Azure and Go

Although a fan of the official Azure SDK for Go, I’ve found myself writing more and more smaller utils simply against the Azure REST APIs. Maybe it’s just me trying to get to grips with the SDK (I use it for a few weeks then leave it for months, then back again…. so it’s never fresh in my mind). But I always find myself going back to REST.

Whenever I go back to REST I also go through the usual dance (although fairly quick) of how do I authenticate, what’s the endpoints again etc etc. This time I want to document what I’m currently doing (as of end 2019) and maybe it will help myself (and others) in the future.

Firstly, let’s authenticate and see about an operation or two against Azure.

Prerequisites

Firstly, I’m assuming that you’ve already made a Service Principal (SP) to use against your specific Azure resource (see here ). Once you’ve got a SP you’ll have 4 pieces of information you’ll need for authentication:

  • Client ID
  • Client Secret
  • Tenant ID
  • Subscription ID

Once you have those 4 pieces of info, you’re good to go.

Authentication

All Azure REST calls require the Authorization header to be set in the HTTP request. To generate the correct token to insert, you simply need to generate an OAuth2 request to the Microsoft login URL.

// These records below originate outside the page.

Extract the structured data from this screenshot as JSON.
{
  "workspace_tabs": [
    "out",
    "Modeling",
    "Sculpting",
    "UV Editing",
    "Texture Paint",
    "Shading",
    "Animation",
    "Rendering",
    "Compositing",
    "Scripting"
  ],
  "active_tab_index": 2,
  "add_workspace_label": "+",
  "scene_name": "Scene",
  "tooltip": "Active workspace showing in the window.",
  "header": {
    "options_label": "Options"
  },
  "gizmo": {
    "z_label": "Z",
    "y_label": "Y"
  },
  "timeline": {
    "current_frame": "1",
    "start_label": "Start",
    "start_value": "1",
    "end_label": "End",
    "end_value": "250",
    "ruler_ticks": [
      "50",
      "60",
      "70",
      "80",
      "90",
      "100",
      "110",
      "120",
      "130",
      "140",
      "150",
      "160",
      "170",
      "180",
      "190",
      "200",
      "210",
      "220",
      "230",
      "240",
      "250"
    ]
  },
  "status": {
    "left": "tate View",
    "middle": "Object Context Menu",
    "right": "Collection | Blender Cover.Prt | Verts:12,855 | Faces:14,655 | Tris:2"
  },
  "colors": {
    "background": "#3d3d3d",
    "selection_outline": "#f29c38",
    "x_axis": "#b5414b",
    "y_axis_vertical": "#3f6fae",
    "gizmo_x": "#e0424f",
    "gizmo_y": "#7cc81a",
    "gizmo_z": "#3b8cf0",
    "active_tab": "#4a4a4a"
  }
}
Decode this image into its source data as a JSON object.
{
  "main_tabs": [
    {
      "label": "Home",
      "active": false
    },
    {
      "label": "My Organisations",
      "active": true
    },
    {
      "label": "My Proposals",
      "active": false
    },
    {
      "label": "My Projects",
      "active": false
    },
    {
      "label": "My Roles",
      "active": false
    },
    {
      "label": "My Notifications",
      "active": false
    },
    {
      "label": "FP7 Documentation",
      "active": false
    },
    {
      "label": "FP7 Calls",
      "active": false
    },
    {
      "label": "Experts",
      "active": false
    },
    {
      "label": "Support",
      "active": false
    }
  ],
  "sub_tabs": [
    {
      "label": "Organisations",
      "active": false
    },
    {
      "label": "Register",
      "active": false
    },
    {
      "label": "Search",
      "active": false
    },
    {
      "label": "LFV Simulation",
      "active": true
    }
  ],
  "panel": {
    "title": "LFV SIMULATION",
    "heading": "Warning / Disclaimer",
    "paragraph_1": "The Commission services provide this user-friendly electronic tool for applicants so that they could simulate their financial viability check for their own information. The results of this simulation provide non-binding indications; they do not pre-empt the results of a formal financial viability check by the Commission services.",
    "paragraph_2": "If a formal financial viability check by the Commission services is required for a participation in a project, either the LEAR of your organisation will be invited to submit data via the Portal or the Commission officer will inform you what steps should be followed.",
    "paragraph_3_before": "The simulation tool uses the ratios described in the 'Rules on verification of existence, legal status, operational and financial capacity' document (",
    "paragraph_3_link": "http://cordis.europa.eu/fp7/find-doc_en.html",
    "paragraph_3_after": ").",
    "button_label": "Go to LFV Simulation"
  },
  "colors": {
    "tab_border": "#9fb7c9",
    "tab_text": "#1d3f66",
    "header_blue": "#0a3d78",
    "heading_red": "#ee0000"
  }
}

 urlTemplate := "https://login.microsoftonline.com/%s/oauth2/token"
 bodyTemplate := "grant_type=client_credentials&resource=https://management.core.windows.net/&client_id=%s&client_secret=%s"
 url := fmt.Sprintf(urlTemplate, tenantID)
 body := fmt.Sprintf(bodyTemplate, clientID, clientSecret)
 request, _:= http.NewRequest("POST", url, strings.NewReader(body)

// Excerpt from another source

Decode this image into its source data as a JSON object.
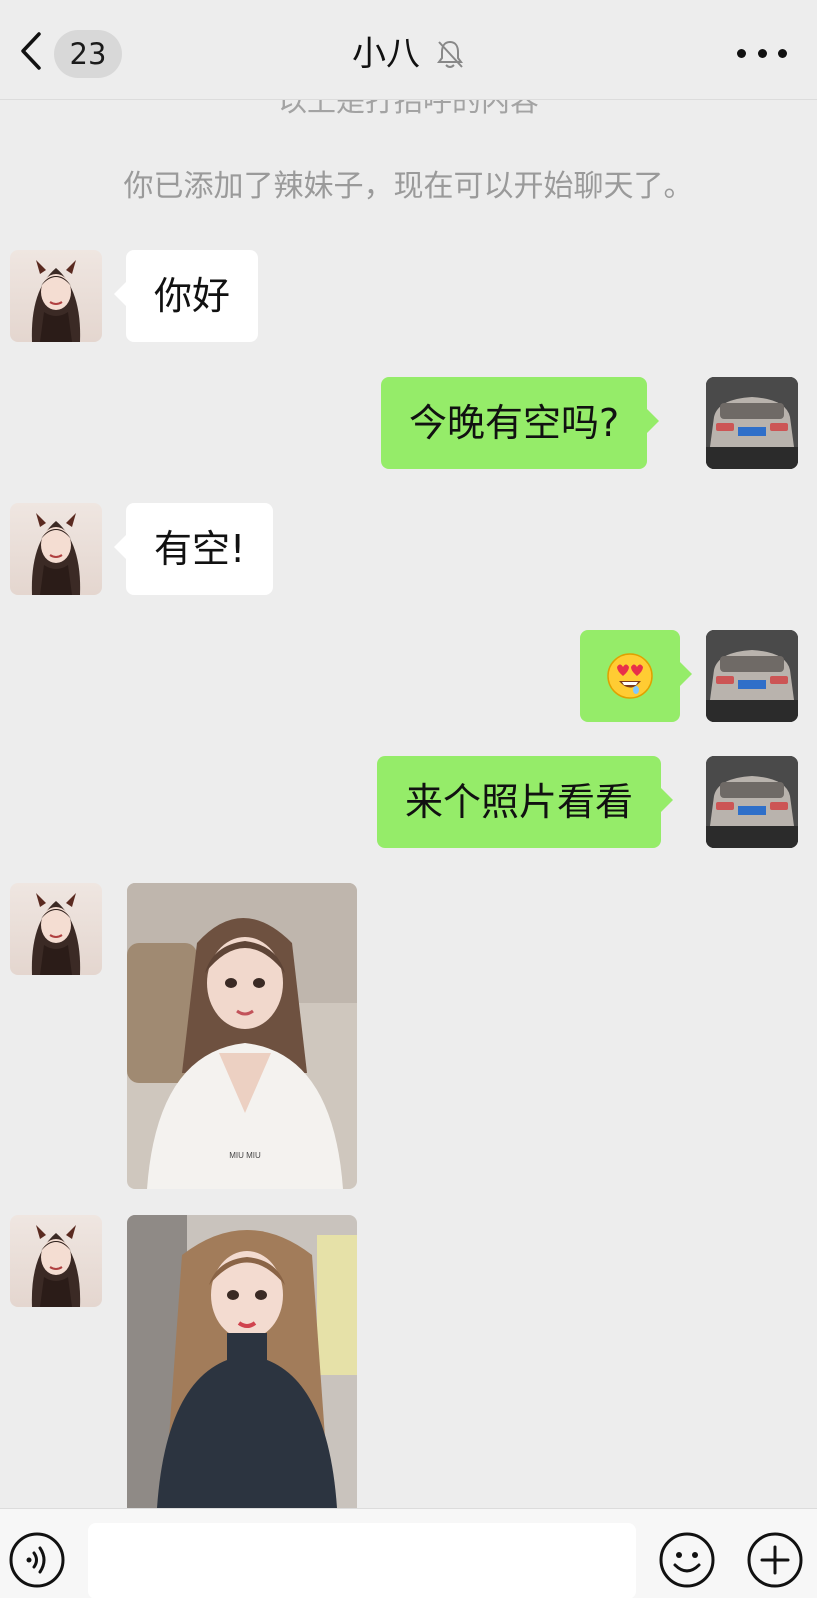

The above is the basics of generating a token that can then be used for all subsequent calls. The response from the POST will return 2 key pieces of information, one is the actual token string itself and the other is the expiry of the token. This way we can use the same token for a certain duration without having to go through token generation again and again.

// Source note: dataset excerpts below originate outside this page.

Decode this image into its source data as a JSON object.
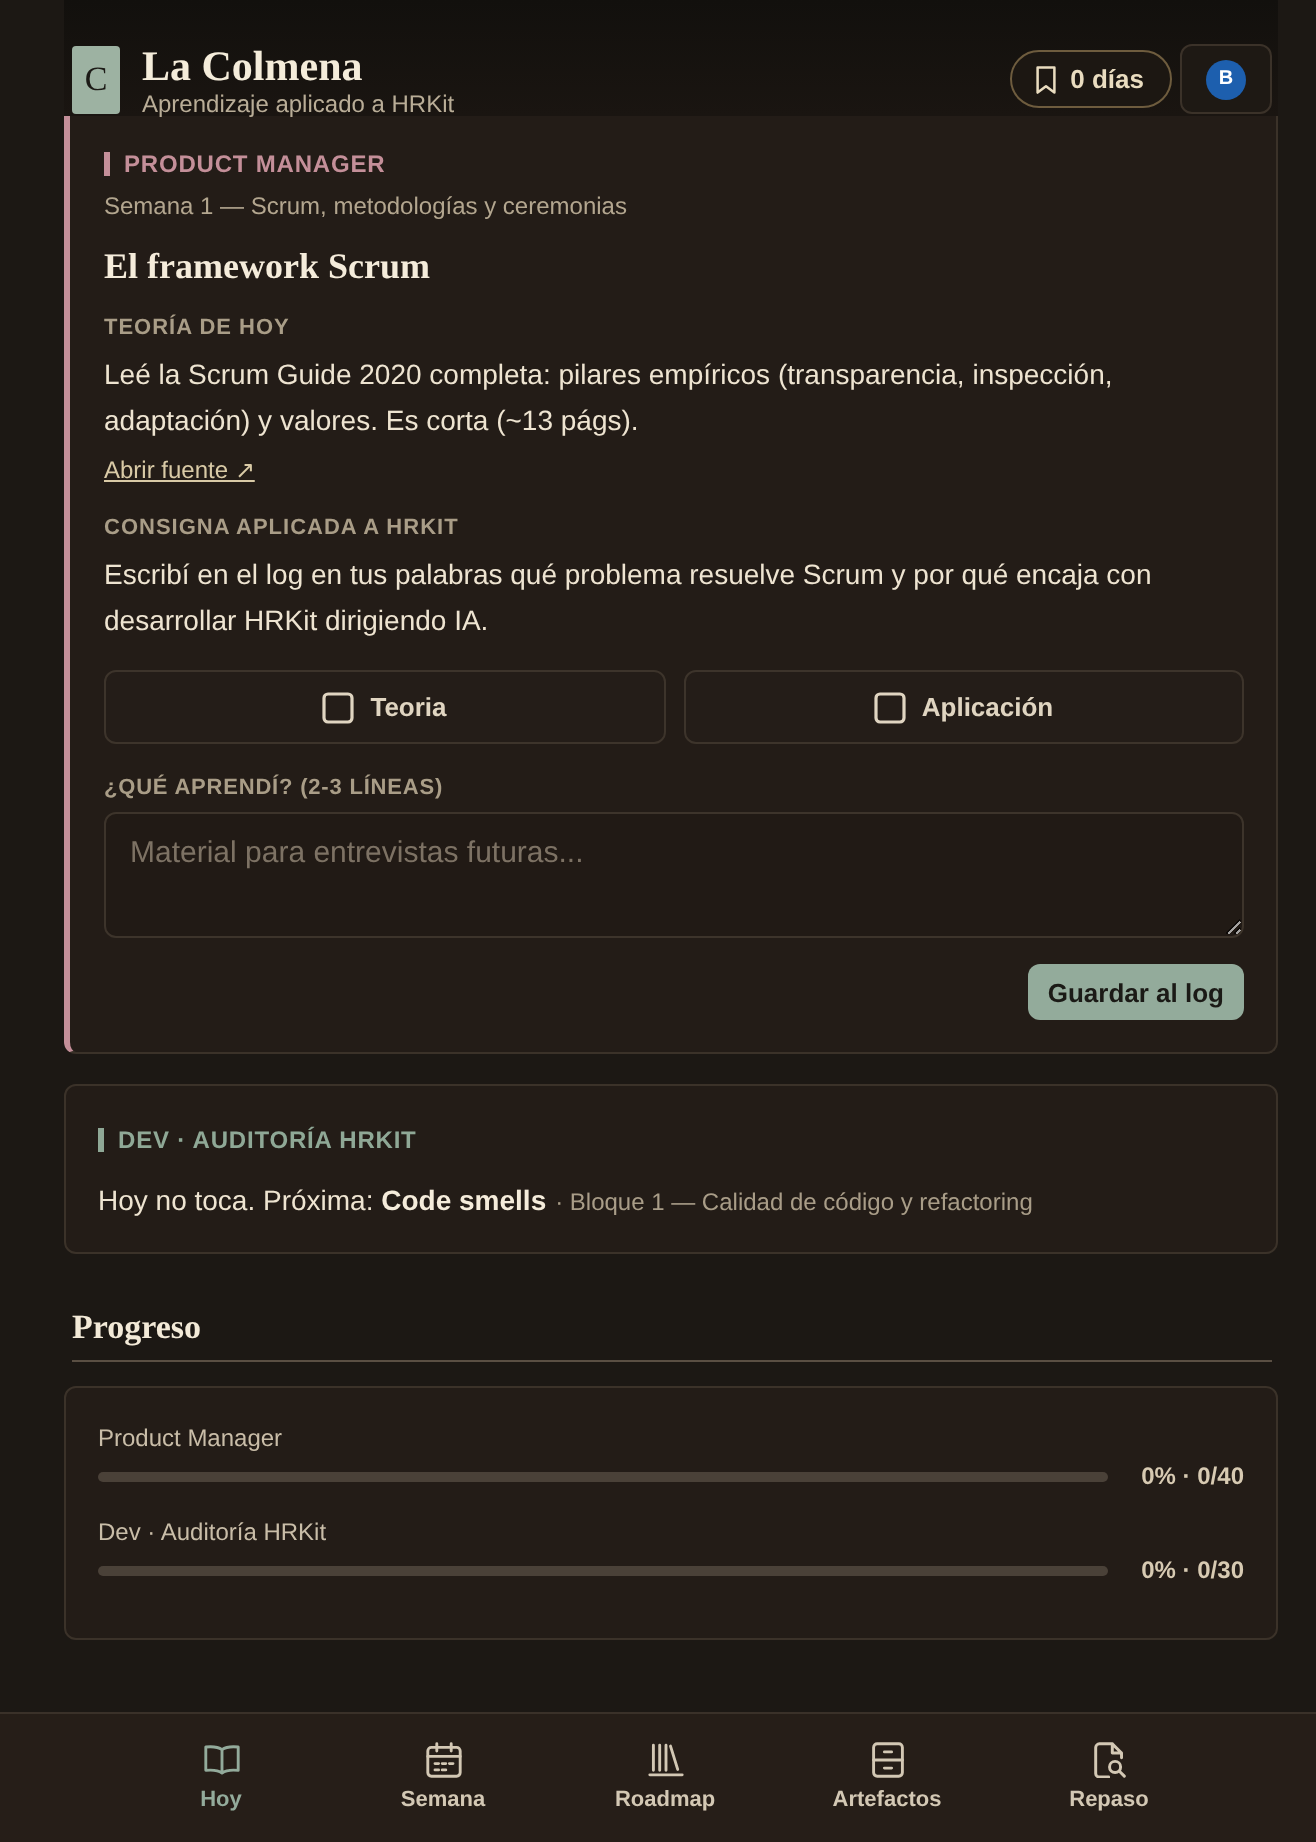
{
  "header": {
    "logo": "C",
    "title": "La Colmena",
    "subtitle": "Aprendizaje aplicado a HRKit",
    "streak": "0 días",
    "avatar": "B"
  },
  "tracks": [
    {
      "kind": "today",
      "label": "PRODUCT MANAGER",
      "color": "#c48f99",
      "week": "Semana 1 — Scrum, metodologías y ceremonias",
      "title": "El framework Scrum",
      "sections": [
        {
          "heading": "TEORÍA DE HOY",
          "text": "Leé la Scrum Guide 2020 completa: pilares empíricos (transparencia, inspección, adaptación) y valores. Es corta (~13 págs).",
          "link": "Abrir fuente ↗"
        },
        {
          "heading": "CONSIGNA APLICADA A HRKIT",
          "text": "Escribí en el log en tus palabras qué problema resuelve Scrum y por qué encaja con desarrollar HRKit dirigiendo IA."
        }
      ],
      "checks": [
        {
          "label": "Teoria",
          "checked": false
        },
        {
          "label": "Aplicación",
          "checked": false
        }
      ],
      "notes": {
        "label": "¿QUÉ APRENDÍ? (2-3 LÍNEAS)",
        "placeholder": "Material para entrevistas futuras..."
      },
      "save_button": "Guardar al log"
    },
    {
      "kind": "upcoming",
      "label": "DEV · AUDITORÍA HRKIT",
      "color": "#8fa896",
      "message": "Hoy no toca. Próxima: **Code smells**",
      "detail": "· Bloque 1 — Calidad de código y refactoring"
    }
  ],
  "progress": {
    "title": "Progreso",
    "rows": [
      {
        "name": "Product Manager",
        "level": 0,
        "reading": "0% · 0/40"
      },
      {
        "name": "Dev · Auditoría HRKit",
        "level": 0,
        "reading": "0% · 0/30"
      }
    ]
  },
  "bottom_nav": [
    {
      "label": "Hoy",
      "selected": true
    },
    {
      "label": "Semana",
      "selected": false
    },
    {
      "label": "Roadmap",
      "selected": false
    },
    {
      "label": "Artefactos",
      "selected": false
    },
    {
      "label": "Repaso",
      "selected": false
    }
  ]
}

Once we have the token, we simply create a header “Authorization : Bearer ”

Before going any further, it would be remiss of me not to mention the UTTERLY BRILLIANT site of https://docs.microsoft.com/en-us/rest/api/appservice/ . This is basically the Azure REST API documentation site, but most importantly it allows you try literally try the API out (using your own acct). Being able to see the HTTP requests (headers, body etc etc) and see the responses come in is invaluable.

For example, for list app settings in an app service:

appsettings1

generates the request

appsettings2

which produces the results

appsettings3

Now, I won’t go through the unmarshalling etc that’s required (but trust me,JSON to Go is your friend) but you get the idea. In this case we have 2 appsettings key/value pairs set, highlighted in red.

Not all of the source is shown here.